Linking termination of employment to the buyout of the discharged employee-owner is also important to avoid the circumstance whereby that person is discharged but remains an owner entitled to a percentage of profits. On the flip side, the employee-owner will have a document that protects her interests in the event that the other shareholder(s) attempt to terminate her employment without cause.

Basic legal business planning, especially for the valuable practices of healthcare professionals, can help eliminate financial stress in the event of death or disability of an owner. Attorneys recommend the inclusion of a buy-sell provision in the owners’ agreement. Provisions should be included that describe the manner in which the deceased or disabled owner’s interest will be valued both for a voluntary or involuntary buyout.
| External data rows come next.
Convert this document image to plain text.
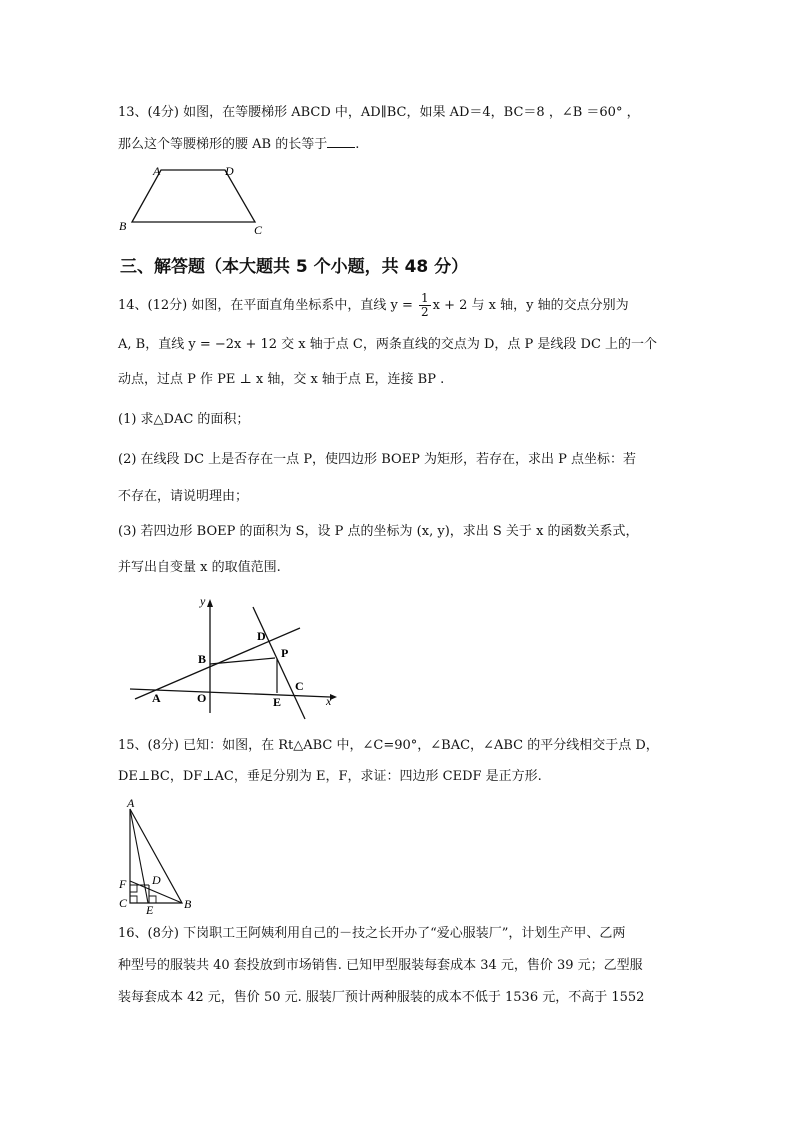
13、(4分) 如图，在等腰梯形 ABCD 中，AD∥BC，如果 AD＝4，BC＝8 ，∠B ＝60° ，
那么这个等腰梯形的腰 AB 的长等于 .
A	D
B	C
三、解答题（本大题共 5 个小题，共 48 分）
14、(12分) 如图，在平面直角坐标系中，直线 $y = \frac{1}{2}$ x + 2 与 x 轴，y 轴的交点分别为
A, B，直线 y = −2x + 12 交 x 轴于点 C，两条直线的交点为 D，点 P 是线段 DC 上的一个
动点，过点 P 作 PE ⊥ x 轴，交 x 轴于点 E，连接 BP .
(1) 求△DAC 的面积；
(2) 在线段 DC 上是否存在一点 P，使四边形 BOEP 为矩形，若存在，求出 P 点坐标：若
不存在，请说明理由；
(3) 若四边形 BOEP 的面积为 S，设 P 点的坐标为 (x, y)，求出 S 关于 x 的函数关系式，
并写出自变量 x 的取值范围.
y
D
P
B
A	O	E
C
x
15、(8分) 已知：如图，在 Rt△ABC 中，∠C=90°，∠BAC，∠ABC 的平分线相交于点 D，
DE⊥BC，DF⊥AC，垂足分别为 E，F，求证：四边形 CEDF 是正方形.
A
F D
C E	B
16、(8分) 下岗职工王阿姨利用自己的－技之长开办了“爱心服装厂”，计划生产甲、乙两
种型号的服装共 40 套投放到市场销售. 已知甲型服装每套成本 34 元，售价 39 元；乙型服
装每套成本 42 元，售价 50 元. 服装厂预计两种服装的成本不低于 1536 元，不高于 1552
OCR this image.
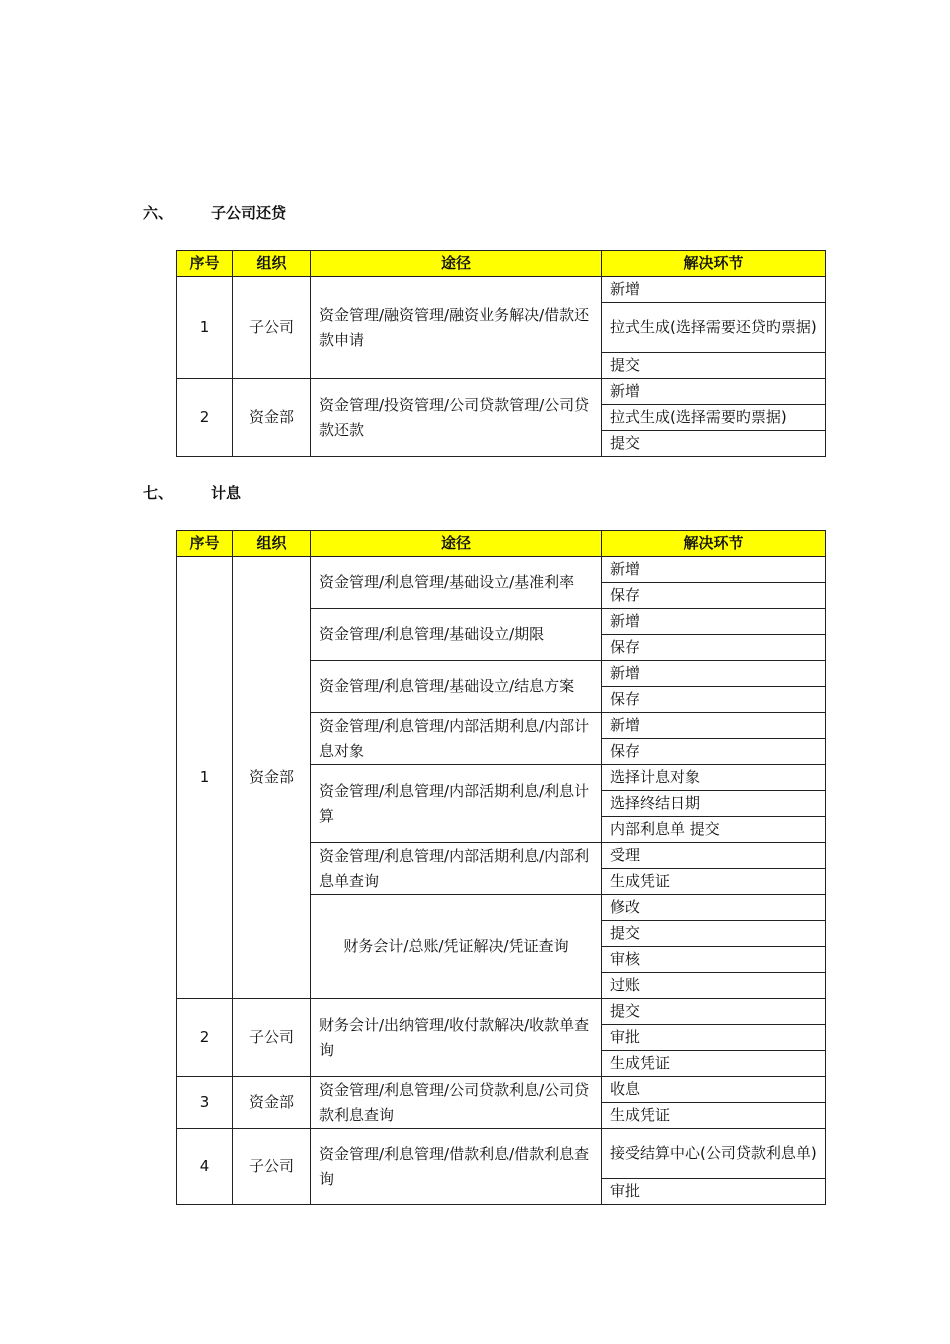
六、	子公司还贷
序号	组织	途径	解决环节
1	子公司	资金管理/融资管理/融资业务解决/借款还款申请	新增
			拉式生成(选择需要还贷旳票据)
			提交
2	资金部	资金管理/投资管理/公司贷款管理/公司贷款还款	新增
			拉式生成(选择需要旳票据)
			提交
七、	计息
序号	组织	途径	解决环节
1	资金部	资金管理/利息管理/基础设立/基准利率	新增
			保存
		资金管理/利息管理/基础设立/期限	新增
			保存
		资金管理/利息管理/基础设立/结息方案	新增
			保存
		资金管理/利息管理/内部活期利息/内部计息对象	新增
			保存
		资金管理/利息管理/内部活期利息/利息计算	选择计息对象
			选择终结日期
			内部利息单 提交
		资金管理/利息管理/内部活期利息/内部利息单查询	受理
			生成凭证
		财务会计/总账/凭证解决/凭证查询	修改
			提交
			审核
			过账
2	子公司	财务会计/出纳管理/收付款解决/收款单查询	提交
			审批
			生成凭证
3	资金部	资金管理/利息管理/公司贷款利息/公司贷款利息查询	收息
			生成凭证
4	子公司	资金管理/利息管理/借款利息/借款利息查询	接受结算中心(公司贷款利息单)
			审批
It is also recommended that companies procure life and disability insurance which will be tied to the buy-sell provisions. Typically the company owns the policies and pays the premiums. Death and disability will be triggering events for the buyout of one owner’s interest. Insurance provides funds to finance the buyout. Otherwise, the company or other owners may lack the necessary funds for the buyout and continue in business. The rationale for procuring life and disability insurance to benefit the business is really the same for buying insurance to benefit spouses and children in the event of death or disability. We do it because we care for the people that will be affected. If we have built a strong business, we want to see it continue to flourish after we are gone.

Your ultimate focus should be on sitting down with your fellow business owners and mapping out ground rules to benefit everyone involved. Obtaining assistance from a qualified attorney in drafting documents setting forth these ground rules is as important as an annual physical and painless as a flu shot administered by a qualified health care professional.